En suma, la atribución de la Revolución francesa a una conspiración masónica constituye un mito funcional: útil para la propaganda reaccionaria, para la construcción de identidades antiliberales y, en tiempos recientes, para alimentar narrativas conspirativas que buscan explicar transformaciones sociales abruptas mediante la figura del enemigo oculto. Pero la evidencia histórica no respalda dicha hipótesis. La masonería fue un actor cultural importante en la Francia pre-revolucionaria, sí, pero no un actor político decisivo en la Revolución misma. Su influencia fue indirecta, mediada por la difusión de valores como la razón, la tolerancia y la fraternidad —valores compartidos por numerosos no masones—, no por la ejecución de un plan secreto.

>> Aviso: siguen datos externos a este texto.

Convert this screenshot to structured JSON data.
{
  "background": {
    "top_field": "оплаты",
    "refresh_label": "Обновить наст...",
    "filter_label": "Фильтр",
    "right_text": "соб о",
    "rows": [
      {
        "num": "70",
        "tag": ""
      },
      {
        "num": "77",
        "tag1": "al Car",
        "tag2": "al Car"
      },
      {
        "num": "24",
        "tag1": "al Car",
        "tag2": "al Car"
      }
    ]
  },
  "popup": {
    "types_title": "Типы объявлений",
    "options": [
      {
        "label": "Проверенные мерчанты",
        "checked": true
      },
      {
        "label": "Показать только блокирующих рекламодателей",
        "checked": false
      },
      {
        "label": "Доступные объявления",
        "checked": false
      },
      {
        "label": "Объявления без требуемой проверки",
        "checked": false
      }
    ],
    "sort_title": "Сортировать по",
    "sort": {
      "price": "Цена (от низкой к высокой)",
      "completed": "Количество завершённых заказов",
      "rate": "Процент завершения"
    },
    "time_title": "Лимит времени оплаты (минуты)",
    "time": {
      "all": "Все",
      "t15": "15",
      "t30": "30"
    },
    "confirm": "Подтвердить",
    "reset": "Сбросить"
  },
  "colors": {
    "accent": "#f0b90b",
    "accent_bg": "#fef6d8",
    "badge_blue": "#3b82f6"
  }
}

La conclusión más rigurosa, apoyada por décadas de investigación archivística y análisis comparativo, es que la Revolución francesa fue un acontecimiento profundamente democrático en sus orígenes, en el sentido de que emergió de tensiones sociales amplias y movilizaciones populares impredecibles. Reducirla a una maniobra de logias es no solo históricamente inexacto, sino también conceptualmente empobrecedor, pues oculta la agencia de miles de campesinos, artesanos y ciudadanos anónimos que transformaron el curso de la historia francesa y europea. La leyenda negra de los masones persiste, pero su solidez se desvanece ante el examen crítico de los hechos.
Referencias
Combes, A. (1989). Franc-Maçonnerie et Révolution au XVIIIe siècle. Éditions Dervy.
Jacob, M. C. (1981). The Radical Enlightenment: Pantheists, Freemasons and Republicans. Allen & Unwin.
Porset, C. (1996). Les Francs-Maçons et la Révolution française. Éditions L’Harmattan.
Barruel, A. (1797). Mémoires pour servir à l’histoire du Jacobinisme (Tomo I–IV). Imprimerie de F. Levrault.
Lefebvre, G. (1951). La Révolution française. Presses Universitaires de France.